For each new state, credentialing takes about two months. Dr. Moore supplied the basic information the first time, and after that, VISTA has handled the rest.

"There's no additional work on my end; my recruiter takes care of everything."

Dr. Moore is now on a six–month assignment in Hawaii, but she just returned from a four–week vacation in Brazil. VISTA's locum tenens program has allowed her to schedule her work time to provide larger blocks of free time so she can "see and really experience the world."

From Dr. Moore's perspective, she couldn't ask for a more perfect career choice than locum tenens. With every day, she can see that her experience as a locum tenens physician makes her better at her work, and the work is very rewarding. "Locum tenens helped me shake things up a bit from a professional standpoint. I didn't want to get too used to working in one place and seeing the same things day after day. It's been amazing to me to learn that different regions of the country have different kinds of ailments. I never would have experienced that if I hadn't tried locum tenens assignments."

On the personal and social front, locum tenens is a great fit for Dr. Moore right now. Wherever she has gone, she has been able to make friends and spend time with associates from the hospitals. And, she never fails to take time to go exploring, wherever she is. As a result, she has seen Mt. Rushmore and the Badlands as well as rural Kentucky–places she doubts she would ever have gone without her locum tenens assignments.

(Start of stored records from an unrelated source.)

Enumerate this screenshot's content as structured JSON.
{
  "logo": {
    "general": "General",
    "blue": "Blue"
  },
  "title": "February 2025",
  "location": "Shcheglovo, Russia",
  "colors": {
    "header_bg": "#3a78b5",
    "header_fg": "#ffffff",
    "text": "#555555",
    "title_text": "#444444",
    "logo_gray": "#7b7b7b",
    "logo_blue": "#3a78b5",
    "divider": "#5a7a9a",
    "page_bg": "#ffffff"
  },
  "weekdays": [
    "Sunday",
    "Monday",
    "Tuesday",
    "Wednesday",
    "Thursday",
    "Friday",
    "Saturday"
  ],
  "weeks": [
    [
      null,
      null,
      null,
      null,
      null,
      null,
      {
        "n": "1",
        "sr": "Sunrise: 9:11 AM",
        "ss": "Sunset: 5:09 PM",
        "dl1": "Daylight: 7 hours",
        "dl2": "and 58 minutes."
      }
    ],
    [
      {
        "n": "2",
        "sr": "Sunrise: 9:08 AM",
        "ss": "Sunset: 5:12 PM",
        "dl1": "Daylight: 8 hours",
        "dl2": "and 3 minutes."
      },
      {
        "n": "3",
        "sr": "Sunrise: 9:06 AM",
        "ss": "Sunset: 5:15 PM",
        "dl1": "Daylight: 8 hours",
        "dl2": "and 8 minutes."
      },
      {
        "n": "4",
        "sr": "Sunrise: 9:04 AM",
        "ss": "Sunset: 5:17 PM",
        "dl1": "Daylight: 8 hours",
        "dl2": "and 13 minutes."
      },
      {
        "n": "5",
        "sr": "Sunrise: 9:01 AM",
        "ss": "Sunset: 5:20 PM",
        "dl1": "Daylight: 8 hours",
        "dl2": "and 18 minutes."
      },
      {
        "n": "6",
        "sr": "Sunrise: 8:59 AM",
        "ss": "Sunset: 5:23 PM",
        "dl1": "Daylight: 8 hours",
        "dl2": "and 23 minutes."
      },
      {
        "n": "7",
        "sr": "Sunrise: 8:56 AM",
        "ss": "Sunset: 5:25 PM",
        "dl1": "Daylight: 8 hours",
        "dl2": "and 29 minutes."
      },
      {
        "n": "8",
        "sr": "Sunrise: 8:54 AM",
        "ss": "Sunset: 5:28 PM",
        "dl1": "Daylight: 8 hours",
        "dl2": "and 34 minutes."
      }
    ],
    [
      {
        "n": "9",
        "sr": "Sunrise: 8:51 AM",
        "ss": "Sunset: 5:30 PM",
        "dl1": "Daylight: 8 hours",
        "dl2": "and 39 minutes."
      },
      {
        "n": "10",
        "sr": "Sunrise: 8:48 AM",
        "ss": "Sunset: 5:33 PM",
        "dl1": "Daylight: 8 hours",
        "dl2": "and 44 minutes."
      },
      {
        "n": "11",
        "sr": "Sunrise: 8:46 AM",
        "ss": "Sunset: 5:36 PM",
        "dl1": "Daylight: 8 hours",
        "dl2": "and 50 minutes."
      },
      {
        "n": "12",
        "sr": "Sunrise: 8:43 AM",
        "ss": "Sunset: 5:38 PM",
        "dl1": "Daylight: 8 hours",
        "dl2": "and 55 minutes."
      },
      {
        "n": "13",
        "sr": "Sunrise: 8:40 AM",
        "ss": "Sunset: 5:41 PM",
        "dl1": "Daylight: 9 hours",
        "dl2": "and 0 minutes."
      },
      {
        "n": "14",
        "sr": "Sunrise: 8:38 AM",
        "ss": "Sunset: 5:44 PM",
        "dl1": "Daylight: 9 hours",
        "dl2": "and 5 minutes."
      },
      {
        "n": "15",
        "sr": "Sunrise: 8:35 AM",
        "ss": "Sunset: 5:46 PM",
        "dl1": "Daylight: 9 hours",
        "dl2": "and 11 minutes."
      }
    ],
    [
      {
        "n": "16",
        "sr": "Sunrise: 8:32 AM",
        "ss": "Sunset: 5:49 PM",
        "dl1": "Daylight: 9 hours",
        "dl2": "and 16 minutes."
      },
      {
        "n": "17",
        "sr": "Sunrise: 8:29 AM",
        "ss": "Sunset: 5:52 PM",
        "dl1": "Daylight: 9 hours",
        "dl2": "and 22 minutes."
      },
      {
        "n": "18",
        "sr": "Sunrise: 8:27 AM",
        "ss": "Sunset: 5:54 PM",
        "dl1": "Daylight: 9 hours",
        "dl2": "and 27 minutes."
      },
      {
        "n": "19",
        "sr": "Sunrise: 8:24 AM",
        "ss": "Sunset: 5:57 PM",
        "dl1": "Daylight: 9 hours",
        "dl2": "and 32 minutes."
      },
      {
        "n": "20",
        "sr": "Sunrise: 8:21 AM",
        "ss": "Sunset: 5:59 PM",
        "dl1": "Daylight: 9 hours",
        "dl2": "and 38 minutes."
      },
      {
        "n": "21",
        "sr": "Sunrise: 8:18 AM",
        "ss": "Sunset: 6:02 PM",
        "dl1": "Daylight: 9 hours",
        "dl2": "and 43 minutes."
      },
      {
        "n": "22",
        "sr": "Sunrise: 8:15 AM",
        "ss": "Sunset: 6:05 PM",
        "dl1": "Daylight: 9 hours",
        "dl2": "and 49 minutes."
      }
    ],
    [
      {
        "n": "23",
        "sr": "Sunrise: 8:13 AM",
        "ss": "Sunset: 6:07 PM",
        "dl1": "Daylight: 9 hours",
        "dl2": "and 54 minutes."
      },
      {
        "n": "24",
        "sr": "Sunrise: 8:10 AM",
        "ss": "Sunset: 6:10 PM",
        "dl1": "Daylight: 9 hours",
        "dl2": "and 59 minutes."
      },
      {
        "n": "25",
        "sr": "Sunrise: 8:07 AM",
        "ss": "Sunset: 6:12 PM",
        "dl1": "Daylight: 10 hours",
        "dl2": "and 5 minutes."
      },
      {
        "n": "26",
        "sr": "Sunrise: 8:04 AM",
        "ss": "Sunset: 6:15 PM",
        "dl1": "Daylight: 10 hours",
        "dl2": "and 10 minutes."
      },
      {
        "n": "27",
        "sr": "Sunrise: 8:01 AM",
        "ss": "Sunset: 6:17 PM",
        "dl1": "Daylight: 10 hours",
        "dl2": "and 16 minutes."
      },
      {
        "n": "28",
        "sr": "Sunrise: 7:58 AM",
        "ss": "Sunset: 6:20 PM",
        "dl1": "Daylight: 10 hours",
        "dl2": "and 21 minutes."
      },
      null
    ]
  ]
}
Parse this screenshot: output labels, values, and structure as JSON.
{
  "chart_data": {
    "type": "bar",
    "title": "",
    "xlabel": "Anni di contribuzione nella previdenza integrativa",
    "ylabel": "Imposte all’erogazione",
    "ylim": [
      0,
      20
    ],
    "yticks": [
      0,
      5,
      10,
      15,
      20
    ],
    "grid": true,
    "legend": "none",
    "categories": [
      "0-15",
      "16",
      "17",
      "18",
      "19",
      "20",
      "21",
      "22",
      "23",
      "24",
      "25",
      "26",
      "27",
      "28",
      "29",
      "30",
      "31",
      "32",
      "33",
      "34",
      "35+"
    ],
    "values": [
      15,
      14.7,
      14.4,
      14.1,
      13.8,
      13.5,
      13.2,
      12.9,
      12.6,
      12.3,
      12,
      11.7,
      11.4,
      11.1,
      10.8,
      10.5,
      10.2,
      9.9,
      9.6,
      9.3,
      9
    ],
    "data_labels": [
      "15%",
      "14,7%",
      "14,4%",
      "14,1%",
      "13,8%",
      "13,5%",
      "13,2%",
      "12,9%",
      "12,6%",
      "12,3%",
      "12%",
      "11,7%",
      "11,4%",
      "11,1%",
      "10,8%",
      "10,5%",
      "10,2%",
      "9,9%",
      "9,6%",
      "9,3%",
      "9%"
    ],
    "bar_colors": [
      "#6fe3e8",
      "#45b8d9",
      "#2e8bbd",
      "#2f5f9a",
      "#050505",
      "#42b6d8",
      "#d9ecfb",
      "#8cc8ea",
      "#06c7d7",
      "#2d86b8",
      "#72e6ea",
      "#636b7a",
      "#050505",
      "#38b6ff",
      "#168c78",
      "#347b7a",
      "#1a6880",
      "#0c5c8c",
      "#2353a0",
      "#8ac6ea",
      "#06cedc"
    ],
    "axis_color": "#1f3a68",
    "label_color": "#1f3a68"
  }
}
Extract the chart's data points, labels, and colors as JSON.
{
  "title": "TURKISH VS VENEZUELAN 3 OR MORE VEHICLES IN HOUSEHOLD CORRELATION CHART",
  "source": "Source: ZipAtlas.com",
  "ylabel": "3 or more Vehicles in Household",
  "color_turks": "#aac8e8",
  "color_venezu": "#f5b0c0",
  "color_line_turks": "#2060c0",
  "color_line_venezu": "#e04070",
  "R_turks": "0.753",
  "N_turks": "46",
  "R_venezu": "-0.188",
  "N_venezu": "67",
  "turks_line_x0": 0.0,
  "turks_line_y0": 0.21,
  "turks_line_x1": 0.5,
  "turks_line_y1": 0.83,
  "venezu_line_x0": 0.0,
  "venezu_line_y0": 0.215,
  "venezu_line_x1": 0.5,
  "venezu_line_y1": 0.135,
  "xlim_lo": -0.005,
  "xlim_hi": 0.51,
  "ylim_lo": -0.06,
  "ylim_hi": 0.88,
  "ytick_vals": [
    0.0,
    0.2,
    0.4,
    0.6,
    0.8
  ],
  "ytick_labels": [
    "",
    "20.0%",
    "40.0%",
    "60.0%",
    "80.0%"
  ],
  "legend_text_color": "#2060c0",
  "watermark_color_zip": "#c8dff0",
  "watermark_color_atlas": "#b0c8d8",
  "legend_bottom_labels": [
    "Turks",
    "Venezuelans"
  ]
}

For the next three or four years, Dr. Moore expects to be working as a locum tenens physician with VISTA. By then, her loans will be repaid, and her parents will be settled in their retirement. She may try Doctors Without Borders for a while and she may not practice medicine forever. She may start a business, but even then, she isn't ruling out the possibility of working part–time in locum tenens. She has met a number of physicians with regular part–time practices who choose to augment their incomes and experiences with locum tenens assignments.

"Locum tenens is so flexible that whatever you plan to do, locum tenens can fit into your life."